Fort de son succès et de sa visibilité, uncoupdedés.net réactive et soumet le contenu existant à de nouvelles voix. En 2014 et 2015, plusieurs personnalités étrangères sont invitées, le temps d’une saison, à devenir nos éditorialistes. Il s’agira pour eux de mettre en perspective l’ensemble des contenus du magazine, et de les redéployer au prisme de leur subjectivité et de leurs propres contextes de travail.

Quatre personnalités reformuleront l’action des centres d’art dont ils auront pu percevoir divers aspects à travers le magazine : Catalina Lozano (Colombie), Zasha Colah (Inde), Moe Satt (Myanmar) et Manuela Moscoso (Brésil) : chaque rédacteur en chef « après coup » livrera ainsi un texte transversal, revisitant de façon originale la géographie résolument mouvante des centres d’art.

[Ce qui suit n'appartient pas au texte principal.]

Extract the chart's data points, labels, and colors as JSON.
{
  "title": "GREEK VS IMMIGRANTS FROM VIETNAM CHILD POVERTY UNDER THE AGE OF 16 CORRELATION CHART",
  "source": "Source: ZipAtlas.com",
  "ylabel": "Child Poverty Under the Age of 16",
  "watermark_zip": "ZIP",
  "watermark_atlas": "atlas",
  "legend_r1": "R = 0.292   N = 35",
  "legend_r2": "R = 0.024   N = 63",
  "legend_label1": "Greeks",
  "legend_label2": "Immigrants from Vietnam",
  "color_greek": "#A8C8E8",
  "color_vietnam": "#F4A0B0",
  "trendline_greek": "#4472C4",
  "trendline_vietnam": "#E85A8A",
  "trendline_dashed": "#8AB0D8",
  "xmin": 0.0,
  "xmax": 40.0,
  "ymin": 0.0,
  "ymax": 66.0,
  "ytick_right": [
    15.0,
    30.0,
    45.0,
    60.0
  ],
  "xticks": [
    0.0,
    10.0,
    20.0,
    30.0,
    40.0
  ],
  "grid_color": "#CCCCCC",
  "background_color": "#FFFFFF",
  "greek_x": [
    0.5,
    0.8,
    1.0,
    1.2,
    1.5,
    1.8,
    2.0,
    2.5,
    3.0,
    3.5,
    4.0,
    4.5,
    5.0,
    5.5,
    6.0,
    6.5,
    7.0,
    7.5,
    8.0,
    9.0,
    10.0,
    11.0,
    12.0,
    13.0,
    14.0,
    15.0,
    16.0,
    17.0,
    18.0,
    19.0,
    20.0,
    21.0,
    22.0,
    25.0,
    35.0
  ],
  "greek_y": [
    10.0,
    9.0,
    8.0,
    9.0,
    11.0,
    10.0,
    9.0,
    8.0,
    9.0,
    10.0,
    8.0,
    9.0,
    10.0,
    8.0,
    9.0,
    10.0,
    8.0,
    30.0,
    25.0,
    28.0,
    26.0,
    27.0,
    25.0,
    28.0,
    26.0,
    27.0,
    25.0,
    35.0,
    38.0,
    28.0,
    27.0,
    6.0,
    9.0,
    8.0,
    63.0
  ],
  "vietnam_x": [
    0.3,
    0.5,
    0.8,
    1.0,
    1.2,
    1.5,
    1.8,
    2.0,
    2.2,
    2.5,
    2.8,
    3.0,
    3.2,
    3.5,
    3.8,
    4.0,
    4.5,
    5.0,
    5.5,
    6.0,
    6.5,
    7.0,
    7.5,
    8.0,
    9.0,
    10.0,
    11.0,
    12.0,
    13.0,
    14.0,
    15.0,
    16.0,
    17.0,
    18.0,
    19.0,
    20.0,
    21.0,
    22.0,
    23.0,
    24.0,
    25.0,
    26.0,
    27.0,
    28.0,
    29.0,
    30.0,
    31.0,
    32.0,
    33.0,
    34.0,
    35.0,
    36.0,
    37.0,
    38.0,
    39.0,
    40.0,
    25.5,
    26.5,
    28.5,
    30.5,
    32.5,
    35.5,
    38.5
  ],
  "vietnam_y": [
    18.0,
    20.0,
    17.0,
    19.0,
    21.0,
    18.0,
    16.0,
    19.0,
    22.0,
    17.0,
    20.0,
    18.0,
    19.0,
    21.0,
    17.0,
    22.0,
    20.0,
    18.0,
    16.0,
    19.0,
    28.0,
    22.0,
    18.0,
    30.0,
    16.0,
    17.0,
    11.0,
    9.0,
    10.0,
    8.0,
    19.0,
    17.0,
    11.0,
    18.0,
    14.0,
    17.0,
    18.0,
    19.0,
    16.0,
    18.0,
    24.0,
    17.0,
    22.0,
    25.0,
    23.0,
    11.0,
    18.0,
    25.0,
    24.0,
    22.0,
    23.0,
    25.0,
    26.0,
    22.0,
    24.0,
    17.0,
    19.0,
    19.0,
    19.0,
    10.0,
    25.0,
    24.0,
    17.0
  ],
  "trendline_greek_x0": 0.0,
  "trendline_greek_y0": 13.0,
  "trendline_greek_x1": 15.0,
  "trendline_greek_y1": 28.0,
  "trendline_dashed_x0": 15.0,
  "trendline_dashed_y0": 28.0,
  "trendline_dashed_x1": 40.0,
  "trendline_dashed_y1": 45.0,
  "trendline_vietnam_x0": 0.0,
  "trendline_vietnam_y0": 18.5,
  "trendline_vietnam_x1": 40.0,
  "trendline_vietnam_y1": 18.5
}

uncoupdedés.net réitère le défi à la manière du poème de Mallarmé, relancé par la science du montage cinématographique de Jean-Marie Straub et Danièle Huillet (Toute révolution est un coup de dés, 1977). Les invités, provenant d’horizons multiples, élargiront encore davantage le cercle de la parole. Chorale et fragmentaire, uncoupdedés.net tient autant du puzzle que du memory et en appelle naturellement à tous les redécoupages possibles…

MANUELA MOSCOSO

(Sao Paulo, Brésil)

Commissaire d’exposition basée au Brésil, Manuela Moscoso a notamment été commissaire de la 12ème Biennale de Cuenca, Equateur, de l’exposition Yael Davis au Museo de Arte (Rio de Janeiro, Brésil), Fisicisimos, à l’Université Torcuato di Tella, The Queens Biennale au Queens Museum à New York et Before Everything au CA2M (Madrid). Elle forme, avec Sarah Demeuse, Rivet, une agence curatoriale qui explore les notions de déploiement, circulation, pratique, et résonance. Leur recherche a pris corps à travers plusieurs projets en Espagne, en Norvège, au Liban et aux Etats-Unis. Manuela Moscoso est diplômée du Centre des études curatoriales du Bard College.